The Biggest Obstacles
The core problem is decoherence. Quantum states are extraordinarily fragile. Any interaction with the surrounding environment, whether it’s heat, vibration, or stray electromagnetic fields, can cause entangled particles to lose their connection. This is the quantum equivalent of signal loss, and it gets worse over longer distances. Environmental noise causes qubits to slip into undefined states, corrupting the information before it arrives.
Over short distances, this is manageable. Over hundreds or thousands of kilometers, it’s a serious barrier. Classical internet signals can be amplified by repeaters along the way, but quantum signals can’t be copied or amplified without destroying them. Quantum repeaters, which would refresh entanglement at intervals along a network, are still in early development. Without them, long-distance quantum teleportation remains limited to line-of-sight satellite links or relatively short stretches of fiber.

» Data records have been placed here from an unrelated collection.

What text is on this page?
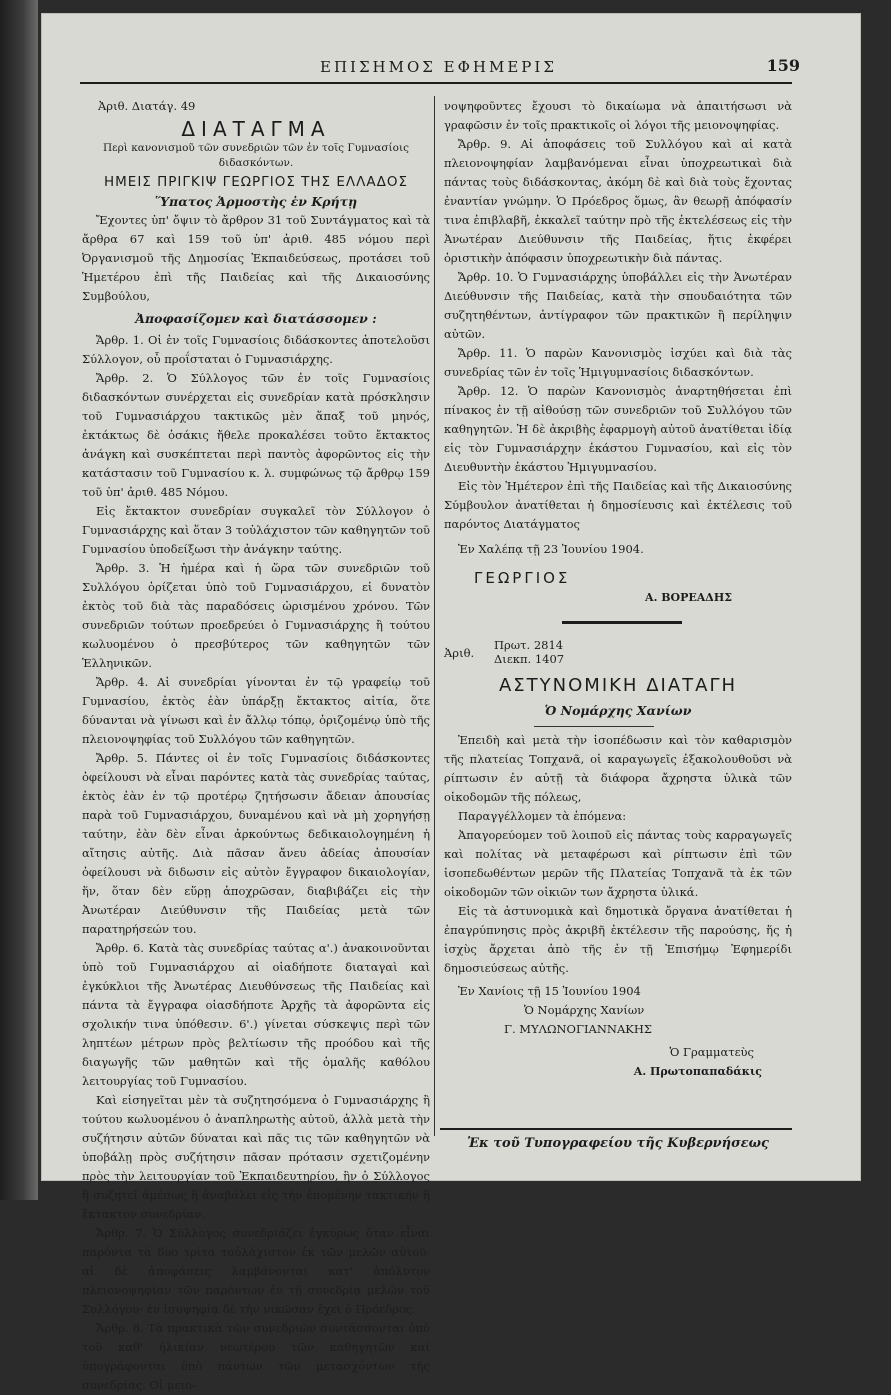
ΕΠΙΣΗΜΟΣ ΕΦΗΜΕΡΙΣ	159
Ἀριθ. Διατάγ. 49
ΔΙΑΤΑΓΜΑ
Περὶ κανονισμοῦ τῶν συνεδριῶν τῶν ἐν τοῖς Γυμνασίοις διδασκόντων.
ΗΜΕΙΣ ΠΡΙΓΚΙΨ ΓΕΩΡΓΙΟΣ ΤΗΣ ΕΛΛΑΔΟΣ
Ὕπατος Ἁρμοστὴς ἐν Κρήτῃ

Ἔχοντες ὑπ' ὄψιν τὸ ἄρθρον 31 τοῦ Συντάγματος καὶ τὰ ἄρθρα 67 καὶ 159 τοῦ ὑπ' ἀριθ. 485 νόμου περὶ Ὀργανισμοῦ τῆς Δημοσίας Ἐκπαιδεύσεως, προτάσει τοῦ Ἡμετέρου ἐπὶ τῆς Παιδείας καὶ τῆς Δικαιοσύνης Συμβούλου,

Ἀποφασίζομεν καὶ διατάσσομεν :

Ἄρθρ. 1. Οἱ ἐν τοῖς Γυμνασίοις διδάσκοντες ἀποτελοῦσι Σύλλογον, οὗ προΐσταται ὁ Γυμνασιάρχης.

Ἄρθρ. 2. Ὁ Σύλλογος τῶν ἐν τοῖς Γυμνασίοις διδασκόντων συνέρχεται εἰς συνεδρίαν κατὰ πρόσκλησιν τοῦ Γυμνασιάρχου τακτικῶς μὲν ἅπαξ τοῦ μηνός, ἐκτάκτως δὲ ὁσάκις ἤθελε προκαλέσει τοῦτο ἔκτακτος ἀνάγκη καὶ συσκέπτεται περὶ παντὸς ἀφορῶντος εἰς τὴν κατάστασιν τοῦ Γυμνασίου κ. λ. συμφώνως τῷ ἄρθρῳ 159 τοῦ ὑπ' ἀριθ. 485 Νόμου.

Εἰς ἔκτακτον συνεδρίαν συγκαλεῖ τὸν Σύλλογον ὁ Γυμνασιάρχης καὶ ὅταν 3 τοὐλάχιστον τῶν καθηγητῶν τοῦ Γυμνασίου ὑποδείξωσι τὴν ἀνάγκην ταύτης.

Ἄρθρ. 3. Ἡ ἡμέρα καὶ ἡ ὥρα τῶν συνεδριῶν τοῦ Συλλόγου ὁρίζεται ὑπὸ τοῦ Γυμνασιάρχου, εἰ δυνατὸν ἐκτὸς τοῦ διὰ τὰς παραδόσεις ὡρισμένου χρόνου. Τῶν συνεδριῶν τούτων προεδρεύει ὁ Γυμνασιάρχης ἢ τούτου κωλυομένου ὁ πρεσβύτερος τῶν καθηγητῶν τῶν Ἑλληνικῶν.

Ἄρθρ. 4. Αἱ συνεδρίαι γίνονται ἐν τῷ γραφείῳ τοῦ Γυμνασίου, ἐκτὸς ἐὰν ὑπάρξῃ ἔκτακτος αἰτία, ὅτε δύνανται νὰ γίνωσι καὶ ἐν ἄλλῳ τόπῳ, ὁριζομένῳ ὑπὸ τῆς πλειονοψηφίας τοῦ Συλλόγου τῶν καθηγητῶν.

Ἄρθρ. 5. Πάντες οἱ ἐν τοῖς Γυμνασίοις διδάσκοντες ὀφείλουσι νὰ εἶναι παρόντες κατὰ τὰς συνεδρίας ταύτας, ἐκτὸς ἐὰν ἐν τῷ προτέρῳ ζητήσωσιν ἄδειαν ἀπουσίας παρὰ τοῦ Γυμνασιάρχου, δυναμένου καὶ νὰ μὴ χορηγήσῃ ταύτην, ἐὰν δὲν εἶναι ἀρκούντως δεδικαιολογημένη ἡ αἴτησις αὐτῆς. Διὰ πᾶσαν ἄνευ ἀδείας ἀπουσίαν ὀφείλουσι νὰ διδωσιν εἰς αὐτὸν ἔγγραφον δικαιολογίαν, ἥν, ὅταν δὲν εὕρῃ ἀποχρῶσαν, διαβιβάζει εἰς τὴν Ἀνωτέραν Διεύθυνσιν τῆς Παιδείας μετὰ τῶν παρατηρήσεών του.

Ἄρθρ. 6. Κατὰ τὰς συνεδρίας ταύτας α'.) ἀνακοινοῦνται ὑπὸ τοῦ Γυμνασιάρχου αἱ οἱαδήποτε διαταγαὶ καὶ ἐγκύκλιοι τῆς Ἀνωτέρας Διευθύνσεως τῆς Παιδείας καὶ πάντα τὰ ἔγγραφα οἱασδήποτε Ἀρχῆς τὰ ἀφορῶντα εἰς σχολικήν τινα ὑπόθεσιν. 6'.) γίνεται σύσκεψις περὶ τῶν ληπτέων μέτρων πρὸς βελτίωσιν τῆς προόδου καὶ τῆς διαγωγῆς τῶν μαθητῶν καὶ τῆς ὁμαλῆς καθόλου λειτουργίας τοῦ Γυμνασίου.

Καὶ εἰσηγεῖται μὲν τὰ συζητησόμενα ὁ Γυμνασιάρχης ἢ τούτου κωλυομένου ὁ ἀναπληρωτὴς αὐτοῦ, ἀλλὰ μετὰ τὴν συζήτησιν αὐτῶν δύναται καὶ πᾶς τις τῶν καθηγητῶν νὰ ὑποβάλῃ πρὸς συζήτησιν πᾶσαν πρότασιν σχετιζομένην πρὸς τὴν λειτουργίαν τοῦ Ἐκπαιδευτηρίου, ἣν ὁ Σύλλογος ἢ συζητεῖ ἀμέσως ἢ ἀναβάλει εἰς τὴν ἐπομένην τακτικὴν ἢ ἔκτακτον συνεδρίαν.

Ἄρθρ. 7. Ὁ Σύλλογος συνεδριάζει ἐγκύρως ὅταν εἶναι παρόντα τὰ δύο τρίτα τοὐλάχιστον ἐκ τῶν μελῶν αὐτοῦ· αἱ δὲ ἀποφάσεις λαμβάνονται κατ' ἀπόλυτον πλειονοψηφίαν τῶν παρόντων ἐν τῇ συνεδρίᾳ μελῶν τοῦ Συλλόγου· ἐν ἰσοψηφίᾳ δὲ τὴν νικῶσαν ἔχει ὁ Πρόεδρος.

Ἄρθρ. 8. Τὰ πρακτικὰ τῶν συνεδριῶν συντάσσονται ὑπὸ τοῦ καθ' ἡλικίαν νεωτέρου τῶν καθηγητῶν καὶ ὑπογράφονται ὑπὸ πάντων τῶν μετασχόντων τῆς συνεδρίας. Οἱ μειο-

νοψηφοῦντες ἔχουσι τὸ δικαίωμα νὰ ἀπαιτήσωσι νὰ γραφῶσιν ἐν τοῖς πρακτικοῖς οἱ λόγοι τῆς μειονοψηφίας.

Ἄρθρ. 9. Αἱ ἀποφάσεις τοῦ Συλλόγου καὶ αἱ κατὰ πλειονοψηφίαν λαμβανόμεναι εἶναι ὑποχρεωτικαὶ διὰ πάντας τοὺς διδάσκοντας, ἀκόμη δὲ καὶ διὰ τοὺς ἔχοντας ἐναντίαν γνώμην. Ὁ Πρόεδρος ὅμως, ἂν θεωρῇ ἀπόφασίν τινα ἐπιβλαβῆ, ἐκκαλεῖ ταύτην πρὸ τῆς ἐκτελέσεως εἰς τὴν Ἀνωτέραν Διεύθυνσιν τῆς Παιδείας, ἥτις ἐκφέρει ὁριστικὴν ἀπόφασιν ὑποχρεωτικὴν διὰ πάντας.

Ἄρθρ. 10. Ὁ Γυμνασιάρχης ὑποβάλλει εἰς τὴν Ἀνωτέραν Διεύθυνσιν τῆς Παιδείας, κατὰ τὴν σπουδαιότητα τῶν συζητηθέντων, ἀντίγραφον τῶν πρακτικῶν ἢ περίληψιν αὐτῶν.

Ἄρθρ. 11. Ὁ παρὼν Κανονισμὸς ἰσχύει καὶ διὰ τὰς συνεδρίας τῶν ἐν τοῖς Ἡμιγυμνασίοις διδασκόντων.

Ἄρθρ. 12. Ὁ παρὼν Κανονισμὸς ἀναρτηθήσεται ἐπὶ πίνακος ἐν τῇ αἰθούσῃ τῶν συνεδριῶν τοῦ Συλλόγου τῶν καθηγητῶν. Ἡ δὲ ἀκριβὴς ἐφαρμογὴ αὐτοῦ ἀνατίθεται ἰδίᾳ εἰς τὸν Γυμνασιάρχην ἑκάστου Γυμνασίου, καὶ εἰς τὸν Διευθυντὴν ἑκάστου Ἡμιγυμνασίου.

Εἰς τὸν Ἡμέτερον ἐπὶ τῆς Παιδείας καὶ τῆς Δικαιοσύνης Σύμβουλον ἀνατίθεται ἡ δημοσίευσις καὶ ἐκτέλεσις τοῦ παρόντος Διατάγματος

Ἐν Χαλέπᾳ τῇ 23 Ἰουνίου 1904.

ΓΕΩΡΓΙΟΣ
Α. ΒΟΡΕΑΔΗΣ
Ἀριθ.Πρωτ. 2814
Διεκπ. 1407
ΑΣΤΥΝΟΜΙΚΗ ΔΙΑΤΑΓΗ
Ὁ Νομάρχης Χανίων

Ἐπειδὴ καὶ μετὰ τὴν ἰσοπέδωσιν καὶ τὸν καθαρισμὸν τῆς πλατείας Τοπχανᾶ, οἱ καραγωγεῖς ἐξακολουθοῦσι νὰ ρίπτωσιν ἐν αὐτῇ τὰ διάφορα ἄχρηστα ὑλικὰ τῶν οἰκοδομῶν τῆς πόλεως,

Παραγγέλλομεν τὰ ἑπόμενα:

Ἀπαγορεύομεν τοῦ λοιποῦ εἰς πάντας τοὺς καρραγωγεῖς καὶ πολίτας νὰ μεταφέρωσι καὶ ρίπτωσιν ἐπὶ τῶν ἰσοπεδωθέντων μερῶν τῆς Πλατείας Τοπχανᾶ τὰ ἐκ τῶν οἰκοδομῶν τῶν οἰκιῶν των ἄχρηστα ὑλικά.

Εἰς τὰ ἀστυνομικὰ καὶ δημοτικὰ ὄργανα ἀνατίθεται ἡ ἐπαγρύπνησις πρὸς ἀκριβῆ ἐκτέλεσιν τῆς παρούσης, ἥς ἡ ἰσχὺς ἄρχεται ἀπὸ τῆς ἐν τῇ Ἐπισήμῳ Ἐφημερίδι δημοσιεύσεως αὐτῆς.

Ἐν Χανίοις τῇ 15 Ἰουνίου 1904

Ὁ Νομάρχης Χανίων
Γ. ΜΥΛΩΝΟΓΙΑΝΝΑΚΗΣ
Ὁ Γραμματεὺς
Α. Πρωτοπαπαδάκις
Ἐκ τοῦ Τυπογραφείου τῆς Κυβερνήσεως
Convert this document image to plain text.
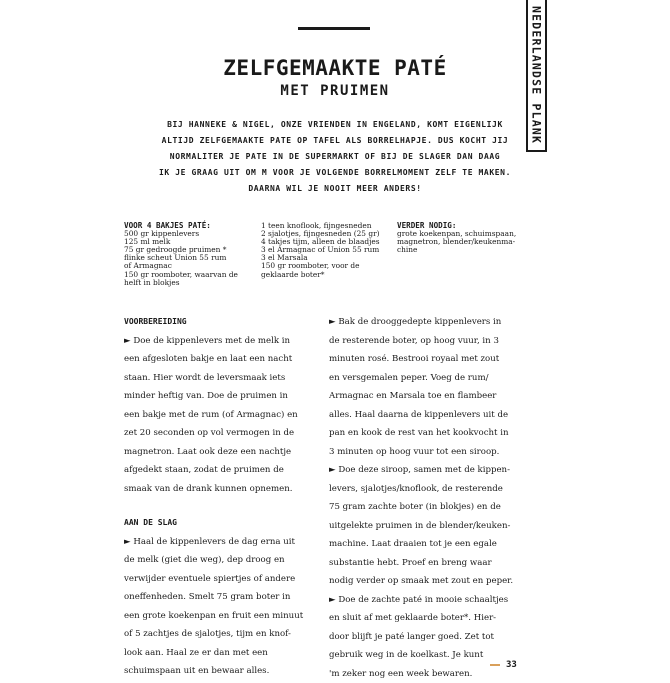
NEDERLANDSE PLANK
ZELFGEMAAKTE PATÉ
MET PRUIMEN
BIJ HANNEKE & NIGEL, ONZE VRIENDEN IN ENGELAND, KOMT EIGENLIJK
ALTIJD ZELFGEMAAKTE PATE OP TAFEL ALS BORRELHAPJE. DUS KOCHT JIJ
NORMALITER JE PATE IN DE SUPERMARKT OF BIJ DE SLAGER DAN DAAG
IK JE GRAAG UIT OM M VOOR JE VOLGENDE BORRELMOMENT ZELF TE MAKEN.
DAARNA WIL JE NOOIT MEER ANDERS!
VOOR 4 BAKJES PATÉ:
500 gr kippenlevers
125 ml melk
75 gr gedroogde pruimen *
flinke scheut Union 55 rum
of Armagnac
150 gr roomboter, waarvan de
helft in blokjes
1 teen knoflook, fijngesneden
2 sjalotjes, fijngesneden (25 gr)
4 takjes tijm, alleen de blaadjes
3 el Armagnac of Union 55 rum
3 el Marsala
150 gr roomboter, voor de
geklaarde boter*
VERDER NODIG:
grote koekenpan, schuimspaan,
magnetron, blender/keukenma-
chine
VOORBEREIDING
► Doe de kippenlevers met de melk in
een afgesloten bakje en laat een nacht
staan. Hier wordt de leversmaak iets
minder heftig van. Doe de pruimen in
een bakje met de rum (of Armagnac) en
zet 20 seconden op vol vermogen in de
magnetron. Laat ook deze een nachtje
afgedekt staan, zodat de pruimen de
smaak van de drank kunnen opnemen.
AAN DE SLAG
► Haal de kippenlevers de dag erna uit
de melk (giet die weg), dep droog en
verwijder eventuele spiertjes of andere
oneffenheden. Smelt 75 gram boter in
een grote koekenpan en fruit een minuut
of 5 zachtjes de sjalotjes, tijm en knof-
look aan. Haal ze er dan met een
schuimspaan uit en bewaar alles.
► Bak de drooggedepte kippenlevers in
de resterende boter, op hoog vuur, in 3
minuten rosé. Bestrooi royaal met zout
en versgemalen peper. Voeg de rum/
Armagnac en Marsala toe en flambeer
alles. Haal daarna de kippenlevers uit de
pan en kook de rest van het kookvocht in
3 minuten op hoog vuur tot een siroop.
► Doe deze siroop, samen met de kippen-
levers, sjalotjes/knoflook, de resterende
75 gram zachte boter (in blokjes) en de
uitgelekte pruimen in de blender/keuken-
machine. Laat draaien tot je een egale
substantie hebt. Proef en breng waar
nodig verder op smaak met zout en peper.
► Doe de zachte paté in mooie schaaltjes
en sluit af met geklaarde boter*. Hier-
door blijft je paté langer goed. Zet tot
gebruik weg in de koelkast. Je kunt
'm zeker nog een week bewaren.
33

Fidelity is another challenge. The measurement process at the heart of teleportation succeeds reliably only about half the time using standard optical equipment. Researchers recently demonstrated a technique using extra “helper” photons to push success rates above that 50% ceiling, but getting teleportation to work with near-perfect reliability at scale is still an open engineering problem.
Realistic Timelines
IBM and Cisco announced in late 2025 that they aim to build the foundation of a “quantum internet” by the late 2030s. Their first goal is a proof-of-concept demonstration before the end of 2030, showing that qubits from two separate quantum machines in distinct physical environments can be entangled. From there, they envision a network of thousands of distributed quantum machines, though they acknowledge the plan involves a lot of very big “ifs.”
A functional quantum network for secure communication could realistically emerge within the next 10 to 15 years, initially connecting a handful of cities or research institutions. Something resembling a true quantum internet, where quantum information moves as freely as classical data does today, is likely further out, perhaps mid-century if the engineering challenges around repeaters and error correction are solved.
Why Matter Teleportation Is a Different Problem Entirely
Quantum teleportation moves the information describing a particle’s state. Teleporting an actual object, even a single atom, would require capturing the complete quantum state of every particle in that object, transmitting all of it, and reconstructing the object from different matter at the destination. A human body contains roughly 7 octillion atoms (7 followed by 27 zeros), each with its own quantum state. The amount of information involved is so far beyond current or foreseeable technology that no credible research program is working toward it.
There’s also a philosophical wrinkle. Because quantum teleportation destroys the original state, “teleporting” a person would mean disintegrating the original and building a copy elsewhere. Whether that copy is the same person is a question physics can’t answer.
So the honest answer: we are making rapid, genuine progress toward teleporting quantum information across useful distances, with real applications in security and computing on the horizon. Teleporting matter, in any form a person would recognize from science fiction, is not on any scientific roadmap.